Villars fut un autre homme, sauf des ressemblances extérieures. Sa constitution admirable ne faiblit jamais. C'était un grand homme brun, nerveux, toujours en mouvement. Il fabriquait sa généalogie de manière à se rattacher aux antiques Villars du Dauphiné. Mais son indestructible force disait assez sa bonne souche plébéienne. Son grand-père était notaire dans le Lyonnais, et, très-probablement, comme tant de Lyonnais, de race provençale ou gasconne. Son père avait été le plus bel homme qu'on pût voir, aimé de tous, très-brave, recherché pour second aux plus fameux duels, un héros de roman; on l'avait nommé Orondate. Notre Villars n'aimait que les romans, les comédies, les opéras, qu'il retenait, citait à chaque instant. Grand coureur d'actrices et de filles (sans parler de choses pires). Sa vie, de près d'un siècle, fut une merveilleuse gasconnade. Torrent de vanteries, langue de charlatan, figure trop parlante, un peu folle, tout cela détonnait à Versailles, et on l'aurait jugé un comédien de campagne. Mais, sur le terrain, il payait de solides réalités. En jouant le héros, il fut le héros même. Saint-Simon, qui le hait, après l'avoir bien dénigré, est obligé de dire que «ses projets étaient hardis, vastes, presque toujours bons,» et, d'autre part, que jamais homme «ne fut plus propre à l'exécution.» Quel éloge d'un capitaine! Il semble que cela contient tout.

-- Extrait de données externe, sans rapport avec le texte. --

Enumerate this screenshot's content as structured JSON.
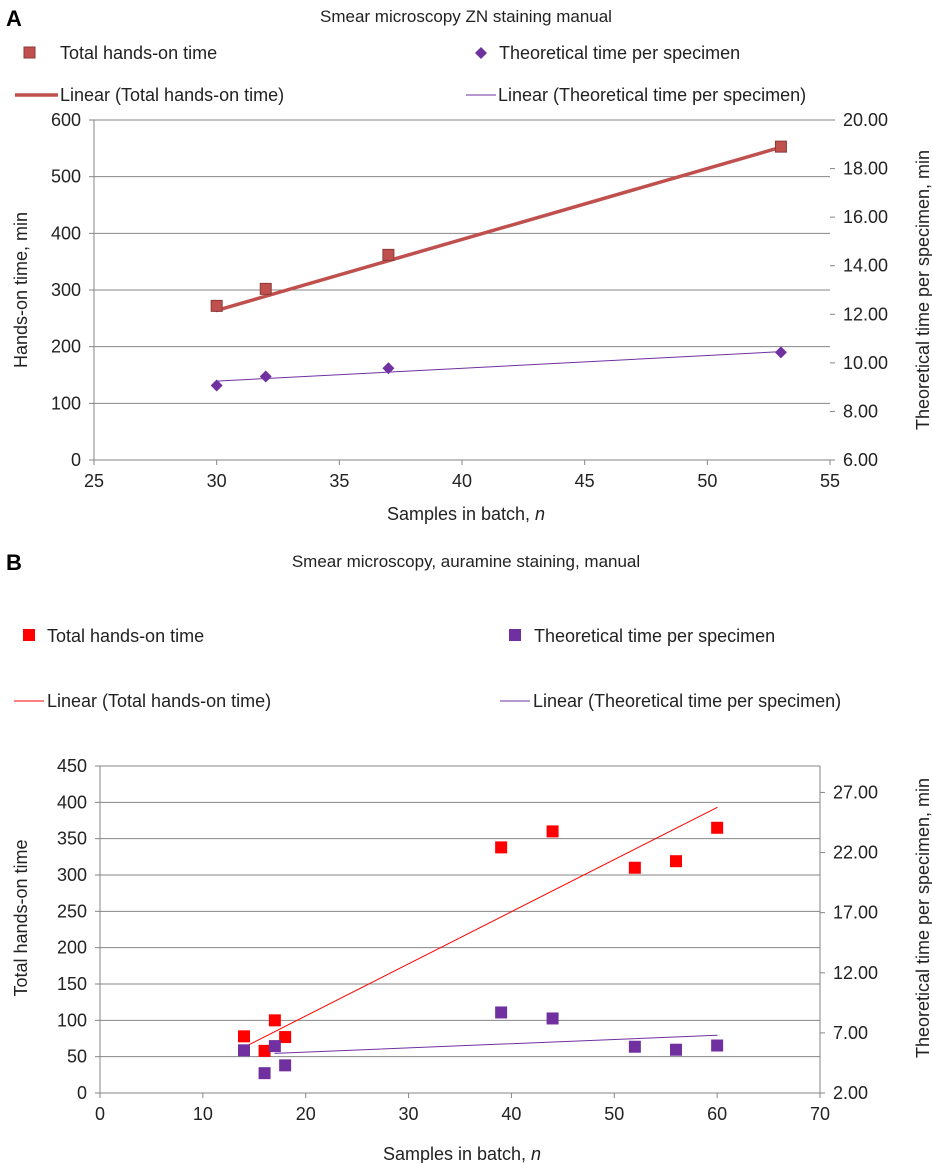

C'est la satire amère de Louvois et de son système de suivre l'ancienneté, qu'un homme si vaillant, si brillant, et toujours en avant des autres, soit arrivé si tard. Il n'était à quarante-neuf ans qu'un officier de cavalerie qui n'avait jamais commandé en chef. Il commençait à l'âge où l'on finit. Son heureuse nature voulut que, jusqu'au bout de cette guerre, dans la suprême crise, il se trouvât toujours le fort des forts. Terribles circonstances qu'on ne peut comparer qu'à la retraite de Moscou.

Le roi ne connaissait ni ses moyens, ni les difficultés, le possible, ni l'impossible. Il ne tenait nul compte des distances, ni des saisons. Il voulait, en 1702, que Catinat, très-faible, qui gardait à peine l'Alsace, s'affaiblît, détachât Villars pour s'en aller à cent lieues, devant des armées supérieures, au fond de l'Allemagne, secourir notre faible allié, l'électeur de Bavière. Il voulait que Villars, en octobre, aux premières neiges des montagnes, passât les étroits défilés du val d'Enfer et de la Forêt-Noire, qu'avec les charrois, l'artillerie et tout l'embarras d'une armée, il suivît ces sentiers qu'on ne passait guère que l'été, à pied, tout au plus à cheval.

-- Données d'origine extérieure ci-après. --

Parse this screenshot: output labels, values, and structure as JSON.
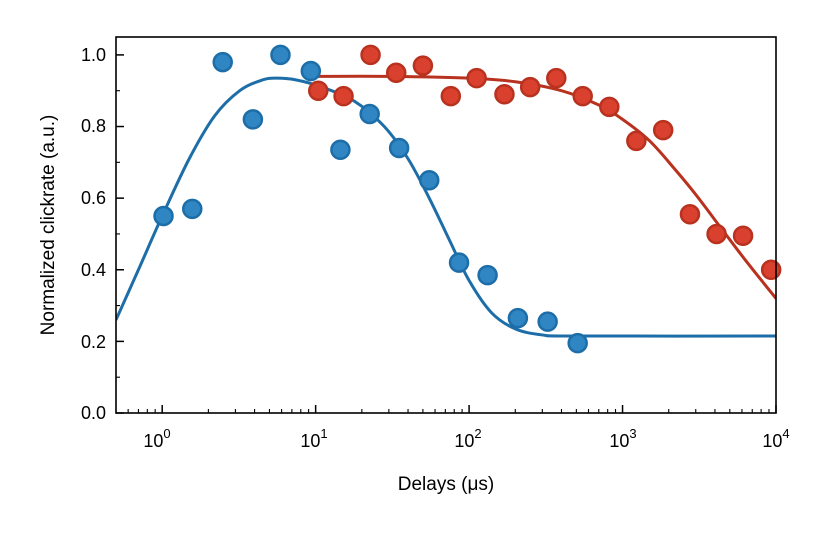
{
  "chart_data": {
    "type": "scatter",
    "xlabel": "Delays (μs)",
    "ylabel": "Normalized clickrate (a.u.)",
    "x_scale": "log",
    "xlim": [
      0.5,
      10000
    ],
    "ylim": [
      0.0,
      1.05
    ],
    "grid": false,
    "legend": "none",
    "x_ticks": [
      {
        "label_base": "10",
        "label_exp": "0"
      },
      {
        "label_base": "10",
        "label_exp": "1"
      },
      {
        "label_base": "10",
        "label_exp": "2"
      },
      {
        "label_base": "10",
        "label_exp": "3"
      },
      {
        "label_base": "10",
        "label_exp": "4"
      }
    ],
    "y_ticks": [
      "0.0",
      "0.2",
      "0.4",
      "0.6",
      "0.8",
      "1.0"
    ],
    "series": [
      {
        "color": "#2f86c2",
        "edge_color": "#1d6ea8",
        "points": [
          {
            "x": 1.02,
            "y": 0.55
          },
          {
            "x": 1.57,
            "y": 0.57
          },
          {
            "x": 2.48,
            "y": 0.98
          },
          {
            "x": 3.9,
            "y": 0.82
          },
          {
            "x": 5.9,
            "y": 1.0
          },
          {
            "x": 9.3,
            "y": 0.955
          },
          {
            "x": 14.5,
            "y": 0.735
          },
          {
            "x": 22.5,
            "y": 0.835
          },
          {
            "x": 35,
            "y": 0.74
          },
          {
            "x": 55,
            "y": 0.65
          },
          {
            "x": 86,
            "y": 0.42
          },
          {
            "x": 132,
            "y": 0.385
          },
          {
            "x": 208,
            "y": 0.265
          },
          {
            "x": 325,
            "y": 0.255
          },
          {
            "x": 510,
            "y": 0.195
          }
        ],
        "fit": [
          {
            "x": 0.5,
            "y": 0.26
          },
          {
            "x": 0.7,
            "y": 0.4
          },
          {
            "x": 1.0,
            "y": 0.55
          },
          {
            "x": 1.5,
            "y": 0.71
          },
          {
            "x": 2.2,
            "y": 0.83
          },
          {
            "x": 3.2,
            "y": 0.9
          },
          {
            "x": 4.5,
            "y": 0.93
          },
          {
            "x": 5.6,
            "y": 0.935
          },
          {
            "x": 7.5,
            "y": 0.93
          },
          {
            "x": 11,
            "y": 0.91
          },
          {
            "x": 18,
            "y": 0.87
          },
          {
            "x": 28,
            "y": 0.8
          },
          {
            "x": 40,
            "y": 0.71
          },
          {
            "x": 55,
            "y": 0.6
          },
          {
            "x": 75,
            "y": 0.48
          },
          {
            "x": 100,
            "y": 0.37
          },
          {
            "x": 140,
            "y": 0.28
          },
          {
            "x": 200,
            "y": 0.235
          },
          {
            "x": 300,
            "y": 0.218
          },
          {
            "x": 500,
            "y": 0.215
          },
          {
            "x": 10000,
            "y": 0.215
          }
        ]
      },
      {
        "color": "#d9412e",
        "edge_color": "#b8321f",
        "points": [
          {
            "x": 10.4,
            "y": 0.9
          },
          {
            "x": 15.2,
            "y": 0.885
          },
          {
            "x": 22.8,
            "y": 1.0
          },
          {
            "x": 33.5,
            "y": 0.95
          },
          {
            "x": 50,
            "y": 0.97
          },
          {
            "x": 76,
            "y": 0.885
          },
          {
            "x": 112,
            "y": 0.935
          },
          {
            "x": 170,
            "y": 0.89
          },
          {
            "x": 250,
            "y": 0.91
          },
          {
            "x": 370,
            "y": 0.935
          },
          {
            "x": 550,
            "y": 0.885
          },
          {
            "x": 820,
            "y": 0.855
          },
          {
            "x": 1230,
            "y": 0.76
          },
          {
            "x": 1840,
            "y": 0.79
          },
          {
            "x": 2750,
            "y": 0.555
          },
          {
            "x": 4100,
            "y": 0.5
          },
          {
            "x": 6100,
            "y": 0.495
          },
          {
            "x": 9300,
            "y": 0.4
          }
        ],
        "fit": [
          {
            "x": 10,
            "y": 0.94
          },
          {
            "x": 30,
            "y": 0.94
          },
          {
            "x": 100,
            "y": 0.935
          },
          {
            "x": 200,
            "y": 0.925
          },
          {
            "x": 400,
            "y": 0.9
          },
          {
            "x": 700,
            "y": 0.86
          },
          {
            "x": 1000,
            "y": 0.82
          },
          {
            "x": 1500,
            "y": 0.76
          },
          {
            "x": 2200,
            "y": 0.68
          },
          {
            "x": 3000,
            "y": 0.61
          },
          {
            "x": 4500,
            "y": 0.51
          },
          {
            "x": 6500,
            "y": 0.42
          },
          {
            "x": 10000,
            "y": 0.32
          }
        ]
      }
    ]
  }
}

Passer le Rhin, c'était déjà chose audacieuse et difficile, devant un excellent général allemand, le prince de Bade. C'est ce que Villars hasarda en face d'Huningue, sous le feu du fort de Friedlingen. Il était inférieur d'un bon tiers en cavalerie, et l'infanterie (comme partout la nôtre) était formée en partie de recrues. L'infanterie allemande avait en outre l'avantage du terrain, occupant une colline et gardée par un bois. On pouvait parier dix contre un qu'on serait battu. Deux choses animèrent ces novices, Villars, et l'arme nouvelle que personne ne maniait mieux que les Français, la baïonnette, réputée invincible depuis la Marsaille. Ils enlevèrent la colline, en effet, culbutèrent, précipitèrent l'ennemi. Puis, peu habitués à vaincre, ils eurent peur de leur victoire et se troublèrent d'une panique. Heureusement notre petite cavalerie avait rompu en plaine les masses de la cavalerie allemande, que son imprudent général priva de son artillerie en se jetant devant, l'empêchant de tirer. Nous vainquîmes un peu par hasard. L'armée, sur le champ de bataille, par un grand mouvement populaire, proclama Villars maréchal. Le roi n'eut qu'à le confirmer (octobre 1702).